DOCUMENTAIRE
Arte diffuse samedi le portrait de deux accros aux opiacés du Vermont que la réalisatrice a connu dans sa jeunesse.
Michael et Jennifer sont cousins et toxicos. Ces trentenaires vivent dans le Vermont, Sophie Nivelle-Cardinale les a connus petits, quand elle habitait dans leur famille. La réalisatrice est revenue l’été dernier dans cet Etat du Nord-Est américain pour les filmer pendant trois mois, et montrer une réalité aussi funeste que méconnue par chez nous : les Etats-Unis connaissent une «épidémie» autour de l’usage de l’héroïne.
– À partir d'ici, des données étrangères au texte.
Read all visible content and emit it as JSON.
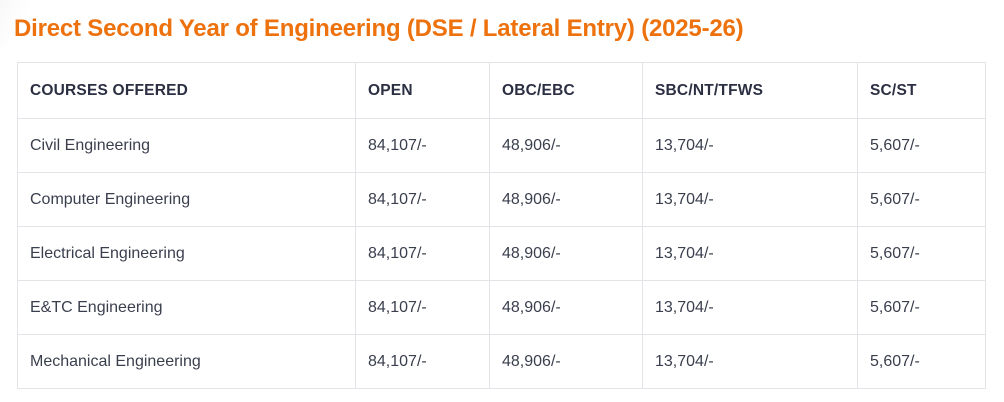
{
  "page": {
    "title": "Direct Second Year of Engineering (DSE / Lateral Entry) (2025-26)"
  },
  "colors": {
    "accent": "#ED720E",
    "header_text": "#2B2F42",
    "body_text": "#3A3F4E",
    "border": "#E3E4E7",
    "background": "#FFFFFF"
  },
  "table": {
    "columns": [
      "COURSES OFFERED",
      "OPEN",
      "OBC/EBC",
      "SBC/NT/TFWS",
      "SC/ST"
    ],
    "rows": [
      [
        "Civil Engineering",
        "84,107/-",
        "48,906/-",
        "13,704/-",
        "5,607/-"
      ],
      [
        "Computer Engineering",
        "84,107/-",
        "48,906/-",
        "13,704/-",
        "5,607/-"
      ],
      [
        "Electrical Engineering",
        "84,107/-",
        "48,906/-",
        "13,704/-",
        "5,607/-"
      ],
      [
        "E&TC Engineering",
        "84,107/-",
        "48,906/-",
        "13,704/-",
        "5,607/-"
      ],
      [
        "Mechanical Engineering",
        "84,107/-",
        "48,906/-",
        "13,704/-",
        "5,607/-"
      ]
    ]
  }
}
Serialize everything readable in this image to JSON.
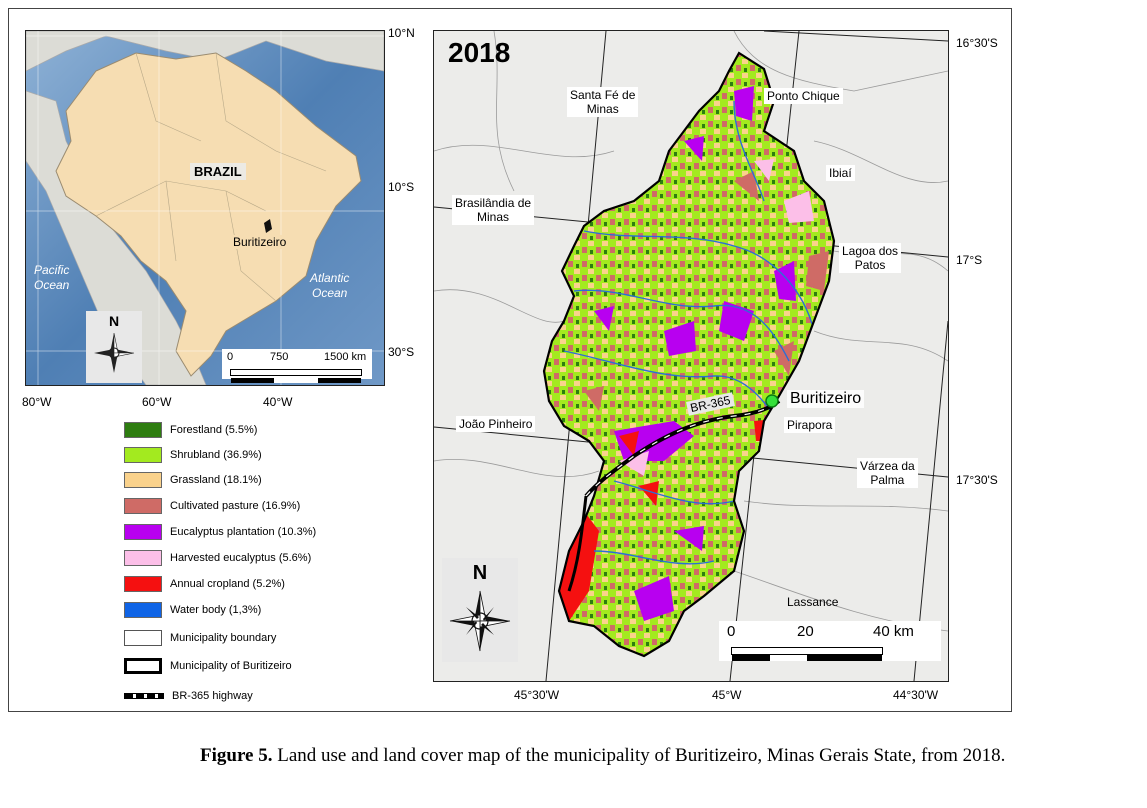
{
  "inset_map": {
    "country_label": "BRAZIL",
    "city_label": "Buritizeiro",
    "ocean_left": [
      "Pacific",
      "Ocean"
    ],
    "ocean_right": [
      "Atlantic",
      "Ocean"
    ],
    "north": "N",
    "scale": [
      "0",
      "750",
      "1500 km"
    ],
    "lat_ticks": [
      "10°N",
      "10°S",
      "30°S"
    ],
    "lon_ticks": [
      "80°W",
      "60°W",
      "40°W"
    ]
  },
  "main_map": {
    "year": "2018",
    "north": "N",
    "scale": [
      "0",
      "20",
      "40 km"
    ],
    "lat_ticks": [
      "16°30'S",
      "17°S",
      "17°30'S"
    ],
    "lon_ticks": [
      "45°30'W",
      "45°W",
      "44°30'W"
    ],
    "highway_label": "BR-365",
    "city_label": "Buritizeiro",
    "neighbors": [
      {
        "name": "santa-fe",
        "lines": [
          "Santa Fé de",
          "Minas"
        ]
      },
      {
        "name": "ponto-chique",
        "lines": [
          "Ponto Chique"
        ]
      },
      {
        "name": "ibiai",
        "lines": [
          "Ibiaí"
        ]
      },
      {
        "name": "brasilandia",
        "lines": [
          "Brasilândia de",
          "Minas"
        ]
      },
      {
        "name": "lagoa-patos",
        "lines": [
          "Lagoa dos",
          "Patos"
        ]
      },
      {
        "name": "joao-pinheiro",
        "lines": [
          "João Pinheiro"
        ]
      },
      {
        "name": "pirapora",
        "lines": [
          "Pirapora"
        ]
      },
      {
        "name": "varzea-palma",
        "lines": [
          "Várzea da",
          "Palma"
        ]
      },
      {
        "name": "lassance",
        "lines": [
          "Lassance"
        ]
      }
    ]
  },
  "legend": [
    {
      "label": "Forestland (5.5%)",
      "color": "#2e7d10"
    },
    {
      "label": "Shrubland (36.9%)",
      "color": "#a3ea1f"
    },
    {
      "label": "Grassland (18.1%)",
      "color": "#fad28c"
    },
    {
      "label": "Cultivated pasture (16.9%)",
      "color": "#cf6b66"
    },
    {
      "label": "Eucalyptus plantation (10.3%)",
      "color": "#b800f0"
    },
    {
      "label": "Harvested eucalyptus (5.6%)",
      "color": "#fcbfe8"
    },
    {
      "label": "Annual cropland (5.2%)",
      "color": "#f51010"
    },
    {
      "label": "Water body (1,3%)",
      "color": "#0f64e6"
    },
    {
      "label": "Municipality boundary",
      "color": "#ffffff"
    },
    {
      "label": "Municipality of Buritizeiro",
      "color": "#ffffff"
    },
    {
      "label": "BR-365 highway",
      "color": "#000000"
    }
  ],
  "caption": {
    "label": "Figure 5.",
    "text": " Land use and land cover map of the municipality of Buritizeiro, Minas Gerais State, from 2018."
  }
}
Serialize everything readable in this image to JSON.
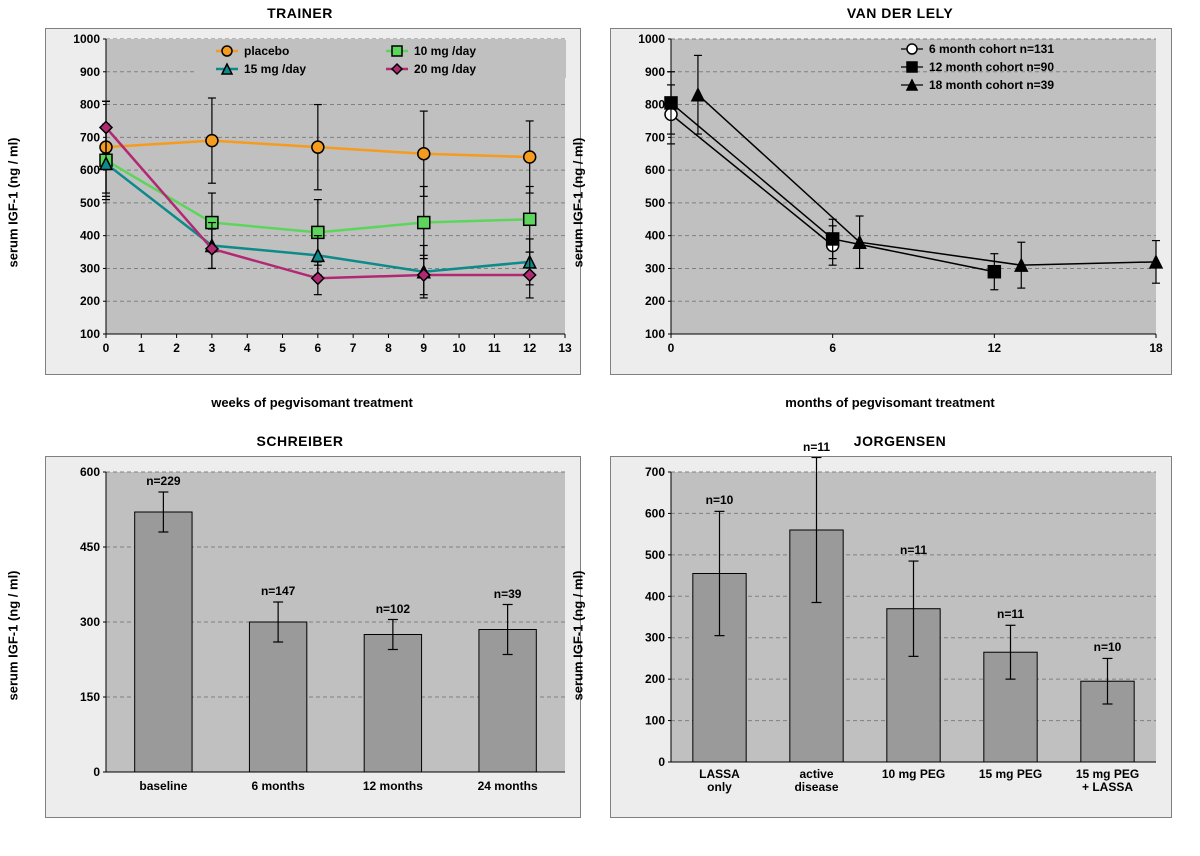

A l’échelle du pays, le nombre de consommateurs a doublé en cinq ans et 114 personnes meurent chaque jour d’une overdose due aux opiacés (héroïne et médicaments). C’est, avec plus de 41 500 morts en 2012 (le chiffre a doublé par rapport à 1999), la première cause de décès accidentels aux Etats-Unis. Pour comparer, en France, on en comptait 340 en 2011. Une moitié est causée par l’héroïne, l’autre vient de l’abus de médicaments sur ordonnance, principalement des antidouleurs très puissants. Responsables de 16 000 décès, ces painkillers, indisponibles en France, servent souvent de porte d’entrée à l’héroïne : un médecin vous en prescrit, vous devenez accro, puis passez à l’héro.
«Priorité». Ainsi, Jennifer, 31 ans, a «commencé l’héroïne car elle était moins chère que les médocs» sur le marché noir. Elle tente de vivre de façon équilibrée, mais ce n’est pas gagné : parfois, elle disparaît. Un temps, elle n’a plus eu le droit de voir seule ses trois enfants. Excédé par son comportement, le père des enfants l’avait dénoncée à la justice pour négligence.
Michael, 30 ans et 14 cures de désintoxication derrière lui, se shootait vingt fois par jour. Il a fait de nombreux allers-retours en prison, pour des fraudes à la carte bancaire notamment. Père d’un garçon de 6 ans, Michael dit qu’il a arrêté l’héro, mais reste accro au traitement de substitution, et il en bave. «Si j’avais eu un enfant quand je prenais de l’héroïne, l’héroïne aurait été ma priorité», avoue-t-il. Heureusement, sa famille est là. «Mais on est toujours inquiets, 24 heures sur 24, 7 jours sur 7», dit son père. «Il ne peut pas prendre de décision par lui-même, explique sa mère. Il est cramé. Il est juste pas là. Il n’est plus capable de réfléchir.»
Phénomène. Aux Etats-Unis, l’héroïne et les antidouleurs font plus de morts que les accidents de voiture chez les 15-64 ans. Et la population touchée vient surtout des classes moyennes - comme Michael et Jennifer. Contrairement à l’héro d’il y a quarante ans, pure à 5% ou 10% et plutôt injectée, la poudre est désormais à 40%, voire 60% de pureté et sniffée, selon la procureur spéciale pour les stupéfiants à New York, Bridget Brennan. Concernant l’abus d’analgésiques, 12 millions d’Américains, ados et adultes, y sont accros. Dans le Vermont, le gouverneur a décrété la lutte contre ce phénomène cause prioritaire pour 2014.
Entrant avec respect et humanité dans l’intimité des deux cousins, le docu décrit au plus près les tourments causés par la dépendance chimique. Avec cette crainte finale : beaucoup, dans leur famille, appréhendent qu’ils n’atteignent pas leurs quarante ans.
Héroïne : le cauchemar américain docu de Sophie Nivelle-Cardinalesur Arte, samedi à 18 h 35.